2021 is here. And, whilst most Londoners were sitting at home wondering what tier we might be in today, Cat Daddy and I were taking Louis Catorze to the vet. Yes, again.
Although Catorze’s skin is looking much better, so much so that we have reduced his steroid pills to one a day, his appetite has been down lately. I didn’t call this in sooner because nothing else suggested that he might be unwell: he has been alert, playful and full of energy. The day before the vet appointment, he even broke into the attic crawl space, thrashed around like a psychopath and, somehow, managed to switch on the light. Until then I’d had no idea that this space even had a light.
We have seen Catorze approach his feeding station only to stare at his bowl as if it were some alien life form, then stare at us. Because he’s so odd anyway, it’s hard to know whether something is wrong or whether he’s just being his usual stupid self but, as he’s lost weight, we thought it best to have him checked.
As bad luck would have it, instead of our usual vet, our appointment was with the vet who saw Catorze when I thought he had a tick and it turned out to be just a lump of crud stuck to his fur. He’s perfectly nice, but I was so embarrassed by that incident that I had hoped never to have to see him again. So how typical that the last dregs of accursed 2020 would find us face to face again, after more than two years of avoiding him (and doing a fine job, I might add).
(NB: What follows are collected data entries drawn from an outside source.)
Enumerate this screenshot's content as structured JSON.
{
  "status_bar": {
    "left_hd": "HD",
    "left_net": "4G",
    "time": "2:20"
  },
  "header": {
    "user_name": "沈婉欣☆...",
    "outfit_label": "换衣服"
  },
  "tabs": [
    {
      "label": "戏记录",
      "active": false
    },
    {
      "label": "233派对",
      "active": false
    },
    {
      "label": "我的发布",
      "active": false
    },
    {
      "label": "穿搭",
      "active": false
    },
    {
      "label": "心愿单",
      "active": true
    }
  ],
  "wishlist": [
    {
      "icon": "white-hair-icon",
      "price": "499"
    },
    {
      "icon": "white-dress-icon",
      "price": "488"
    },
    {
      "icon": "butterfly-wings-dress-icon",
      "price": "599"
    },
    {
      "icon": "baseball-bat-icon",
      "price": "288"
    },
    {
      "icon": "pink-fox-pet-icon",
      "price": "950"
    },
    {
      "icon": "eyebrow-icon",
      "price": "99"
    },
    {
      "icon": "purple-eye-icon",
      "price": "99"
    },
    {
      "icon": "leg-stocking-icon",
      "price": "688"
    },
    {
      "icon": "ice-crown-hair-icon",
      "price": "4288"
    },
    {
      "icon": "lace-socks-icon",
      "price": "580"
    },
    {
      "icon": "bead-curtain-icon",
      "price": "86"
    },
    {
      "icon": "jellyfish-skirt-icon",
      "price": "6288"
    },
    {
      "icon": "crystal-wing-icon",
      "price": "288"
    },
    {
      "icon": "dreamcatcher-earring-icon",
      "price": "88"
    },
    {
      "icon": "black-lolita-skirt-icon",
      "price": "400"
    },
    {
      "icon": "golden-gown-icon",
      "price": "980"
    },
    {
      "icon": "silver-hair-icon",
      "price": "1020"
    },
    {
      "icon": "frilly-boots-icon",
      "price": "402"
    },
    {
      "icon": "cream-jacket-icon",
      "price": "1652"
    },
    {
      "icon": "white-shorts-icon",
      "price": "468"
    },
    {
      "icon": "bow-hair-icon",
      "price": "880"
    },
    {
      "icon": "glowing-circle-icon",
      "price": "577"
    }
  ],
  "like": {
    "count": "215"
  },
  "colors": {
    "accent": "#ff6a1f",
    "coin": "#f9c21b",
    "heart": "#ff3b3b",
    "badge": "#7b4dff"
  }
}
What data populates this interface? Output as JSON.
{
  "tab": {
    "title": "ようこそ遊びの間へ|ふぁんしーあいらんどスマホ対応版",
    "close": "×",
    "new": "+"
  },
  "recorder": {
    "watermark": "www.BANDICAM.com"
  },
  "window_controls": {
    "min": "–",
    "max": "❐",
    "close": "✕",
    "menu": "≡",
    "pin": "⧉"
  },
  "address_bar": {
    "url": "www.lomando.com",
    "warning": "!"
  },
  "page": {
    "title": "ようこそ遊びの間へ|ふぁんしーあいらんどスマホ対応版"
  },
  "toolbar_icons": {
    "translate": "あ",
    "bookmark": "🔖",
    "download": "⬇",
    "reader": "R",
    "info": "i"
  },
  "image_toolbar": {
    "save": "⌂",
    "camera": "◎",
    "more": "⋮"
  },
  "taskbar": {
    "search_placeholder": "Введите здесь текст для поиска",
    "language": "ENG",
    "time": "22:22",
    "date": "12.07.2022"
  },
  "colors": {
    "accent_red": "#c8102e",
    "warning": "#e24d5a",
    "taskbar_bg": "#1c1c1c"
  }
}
In the waiting room, I chatted to the daddy of a black Labrador called Dexter. Apparently Dexter had been “trying to bark at all the cats coming in but, being just a puppy, he doesn’t have a voice yet” (his daddy’s exact words). One look at Catorze, however, and he found it. It was throaty, deep and deafening. And clearly Dexter’s daddy had seen enough horror movies to know that, if the dog is unhappy with someone or something, that’s a signal to get the hell out.
Anyway, there is nothing whatsoever wrong with Catorze, and his weight loss (from 3.71kg on 23rd November to 3.29kg now) is because he’s gone off his new food. Yes, he ate it happily at first, but this is Sa Maj we’re talking about; nobody knows why he does the stupid things he does. Cat Daddy and I are very disappointed as we love everything about the Cool Cat Club, and we so wanted this to work. Hopefully they will understand that this isn’t a reflection on their product, and that cats are just imbeciles.
By the time we got home, Catorze’s vet-administered appetite-stimulating pill had kicked in. But, once again, he went to his plate and just sniffed and stared. Then, when I sifted through his 30-70 mix of old and new food, giving him the pellets of old food only, he ate them.
So then we had a problem, because his old food has been discontinued.
After frantically panic-Googling high-protein cat food I discovered that Thrive have a dry food product, although none of the sellers were able to deliver anytime soon. The fastest and cheapest delivery was, unbelievably, on Ocado Zoom, a grocery delivery service for disorganised brats who want stuff within the hour. I remember once laughing at a friend for using this service, and no doubt she will giggle when she learns that I, too, joined the throng of disorganised brats.
Unfortunately the pack of Thrive was 50p below the minimum order quantity, so I asked Cat Daddy if we could add anything else to the order. Apparently we needed, erm, Branston pickle. (Non-Brits: ask your British friends.) I was concerned that the driver would wonder what special kind of disorganised brats we must be to need Branston pickle and to need it RIGHT NOW, and I was right to be worried because, when the delivery arrived, it contained Branston pickle and nothing else.
The evening was topped off by Catorze putting his best efforts into screaming his guts out whilst I was on the phone to Ocado Zoom asking what had gone wrong. The poor lady on the phone was saying, “Oh my God, your hungry cat! I can hear him! I feel so bad!”
Whilst the rest of the world reflects, dreams big and sets goals, all we want in 2021 is for our cat to eat the bloody food. Any food. NO, NOT THE OBSOLETE FOOD, FOR GOODNESS’ SAKE.